The free version is sufficient for many sites. The Pro version (around $50/year) adds advanced header/footer builders, more design options, and WooCommerce features.
GeneratePress
GeneratePress focuses on being lightweight and speed optimized. It’s written with clean, standards-compliant code and consistently ranks among the fastest themes in performance benchmarks. The premium version adds a powerful layout system and the Elements module, which lets you create custom headers, hooks, and layouts without a separate page builder.
GeneratePress also has the best public support forum of any theme I’ve used, which is a significant advantage if you’re a beginner building your first site.
OceanWP
OceanWP has the most built-in design options and flexibility of the three. It includes features that Astra and GeneratePress charge for in their premium versions — things like a custom header builder, advanced typography controls, and WooCommerce integrations. If you want maximum design control in the free version, OceanWP is hard to beat.
Kadence
Kadence is a newer entrant that’s quickly gained popularity. It offers both a classic theme and a block theme version, making it a good bridge if you want to experiment with FSE while still having classic theme fallbacks. The free version is generous, and it comes with a solid header/footer builder out of the box.
What About Page Builders?
If you’re using a classic theme, you’ll likely want a page builder for more advanced layouts:
- Elementor — Still the most popular page builder with the largest template library. The free version covers basic needs; Pro ($59/year) adds a theme builder, WooCommerce builder, and many more widgets.

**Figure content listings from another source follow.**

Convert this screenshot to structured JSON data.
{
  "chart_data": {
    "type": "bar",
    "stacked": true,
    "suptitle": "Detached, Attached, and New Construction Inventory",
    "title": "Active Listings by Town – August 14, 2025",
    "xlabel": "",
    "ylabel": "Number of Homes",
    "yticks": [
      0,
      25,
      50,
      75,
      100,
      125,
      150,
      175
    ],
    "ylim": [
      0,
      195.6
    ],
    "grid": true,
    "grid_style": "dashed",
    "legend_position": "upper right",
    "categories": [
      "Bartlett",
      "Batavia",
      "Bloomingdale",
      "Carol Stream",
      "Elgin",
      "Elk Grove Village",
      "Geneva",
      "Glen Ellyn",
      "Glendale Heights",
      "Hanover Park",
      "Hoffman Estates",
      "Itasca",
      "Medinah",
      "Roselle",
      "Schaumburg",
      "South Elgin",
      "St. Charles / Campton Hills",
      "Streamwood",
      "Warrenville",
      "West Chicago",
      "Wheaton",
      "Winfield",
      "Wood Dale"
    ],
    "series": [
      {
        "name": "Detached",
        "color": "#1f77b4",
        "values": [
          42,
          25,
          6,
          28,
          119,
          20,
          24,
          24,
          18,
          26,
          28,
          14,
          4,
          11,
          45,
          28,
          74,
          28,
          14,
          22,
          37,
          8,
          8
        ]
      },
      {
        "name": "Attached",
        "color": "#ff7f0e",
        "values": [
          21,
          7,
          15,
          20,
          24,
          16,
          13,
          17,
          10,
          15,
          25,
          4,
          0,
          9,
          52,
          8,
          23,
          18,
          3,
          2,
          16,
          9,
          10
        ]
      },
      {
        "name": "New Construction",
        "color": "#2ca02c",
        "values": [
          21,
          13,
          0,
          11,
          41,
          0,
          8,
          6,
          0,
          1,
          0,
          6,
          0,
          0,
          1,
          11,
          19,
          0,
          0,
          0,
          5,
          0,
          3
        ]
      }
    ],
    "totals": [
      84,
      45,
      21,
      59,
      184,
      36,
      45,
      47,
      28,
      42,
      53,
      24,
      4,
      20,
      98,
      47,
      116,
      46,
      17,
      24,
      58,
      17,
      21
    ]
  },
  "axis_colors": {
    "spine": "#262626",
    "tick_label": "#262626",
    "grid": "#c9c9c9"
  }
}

- Bricks — Bricks is not just a page builder, it is the theme. It replaces your active theme entirely, giving you full visual control over every template on your site. The output is noticeably cleaner than Elementor — fewer wrapper divs, no jQuery dependency, and vanilla JavaScript. It has a powerful query loop builder, deep custom field integrations (ACF, Meta Box, Pods), and a components system with reusable slots and style variants. Performance is excellent, regularly hitting 95+ Core Web Vitals scores out of the box. The trade-off is a smaller ecosystem and real vendor lock-in — deactivate Bricks and your pages go blank. Pricing starts at $79/year for a single site, or $599 for a lifetime unlimited license.
- The WordPress Block Editor (Gutenberg) — With each WordPress release, the native block editor becomes more capable. For many sites, especially blogs and simple business sites, you may not need a third-party page builder at all anymore.
- Spectra — By the Astra team, this adds advanced blocks to the WordPress editor. A good middle ground between the native editor and a full page builder.
How to Choose
With so many options, here’s a simple decision framework:
- Starting fresh, want simplicity: Twenty Twenty-Five or another block theme. No extra plugins needed, fast by default, future-proof.
- Need advanced design control: Astra or GeneratePress + Elementor (or the block editor with Spectra).
- Want builder power without Elementor’s bloat: Bricks. Cleaner code, better performance, more developer-friendly — but comes with vendor lock-in and a smaller addon ecosystem.
- Building an online course: Astra (best LMS integrations).
- Want maximum free features: OceanWP or Kadence.
- Performance is the top priority: GeneratePress (leanest code) or a block theme.
In the end, any of these themes will serve you well. The best theme is the one that matches your workflow and gets out of the way so you can focus on your content.
Learning Theme Development
If you’re interested in WordPress theme development, Chris Coyier has an excellent resource post on the topic. The WordPress developer documentation for block themes is also well-written if you want to understand the new FSE paradigm.